I have had an urge over the last two days to write a blog post or two. This feeling comes after a productive month in terms of writing. I have produced many pieces of which I am sincerely proud. I am left questioning what is next. What should I write now?
When I want to write a blog post but have no topic ideas in mind, I go back and forth trying to find the right topic about which to write. I may open my editor a few times, write a few words, and never find a topic that sticks. I do the same with coding, too. I will decide on a challenge, go to start, and realise that it doesn't feel right to continue.
This feeling, I think, is my mind telling me that I am pushing myself.
Finding words as joyful as I do, and the endeavour of writing, is, as with many things, a double-edged sword. When I write, I am happy. When I do not know what to write, but would like to write, I am conflicted; confused. I feel different. I am not lacking in motivation, rather inspiration. I may have ideas, but not one that I want to explore more.
I have noticed this feeling comes after periods of heightened productivity. I wrote many blog posts in December. Part of me wants to keep writing to maintain the sense of pleasure I get from publishing. But the pleasure isn't from publishing so much as it is in having written a piece of content that makes me feel proud. My writing needs to be fueled by love, intrigue, curiosity, or a desire to help communicate a topic that is on my mind.
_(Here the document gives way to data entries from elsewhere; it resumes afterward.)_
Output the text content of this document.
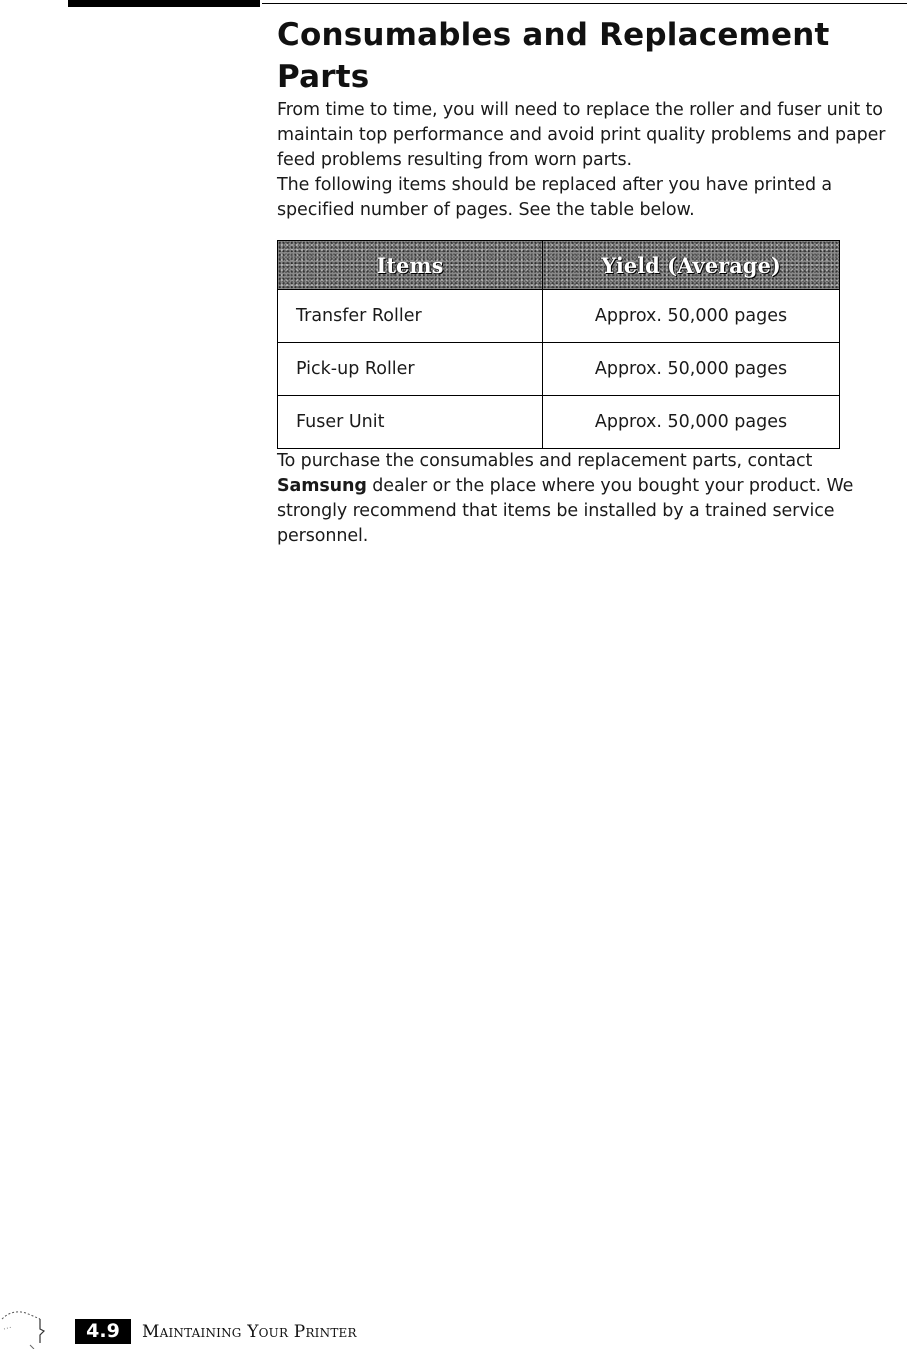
Consumables and Replacement Parts

From time to time, you will need to replace the roller and fuser unit to maintain top performance and avoid print quality problems and paper feed problems resulting from worn parts.

The following items should be replaced after you have printed a specified number of pages. See the table below.

Items	Yield (Average)
Transfer Roller	Approx. 50,000 pages
Pick-up Roller	Approx. 50,000 pages
Fuser Unit	Approx. 50,000 pages

To purchase the consumables and replacement parts, contact Samsung dealer or the place where you bought your product. We strongly recommend that items be installed by a trained service personnel.

4.9	Maintaining Your Printer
Part of my feeling of discomfort may stem from the extent to which I associate my happiness with productivity. When I write, I feel great; when I don't write, I feel off. Like I could be doing something but am not. Writing is not the typing of words to the proverbial digital page. Writing is the exploration of what you have experienced and learned. I need to get better at understanding that having novel experiences and taking in new information is a prerequisite to writing well.
As much as I try, asking myself "what can I write next?" after I have already done so much is never the solution. Perhaps you feel this way too: you make something of which you are proud, then you ask "what next?" A question to which you don't know the answer and you end up feeling a bit strange. I sometimes feel down because I have an itch -- I want to write -- but I don't quite know how to scratch it.
The cure has thus far been time. When I try to force myself, I give up quickly. Then, one day, at random, an idea strikes. Maybe I combine two new ideas. Or hear an interesting conversation that sparks a blog post. Or see something interesting that I want to write about. Or, ad infinitum. There is always a next concept to explore, topic to document, question to answer. I give myself permission to wait until I figure out what topic I want to talk about next. Writing is not to be forced.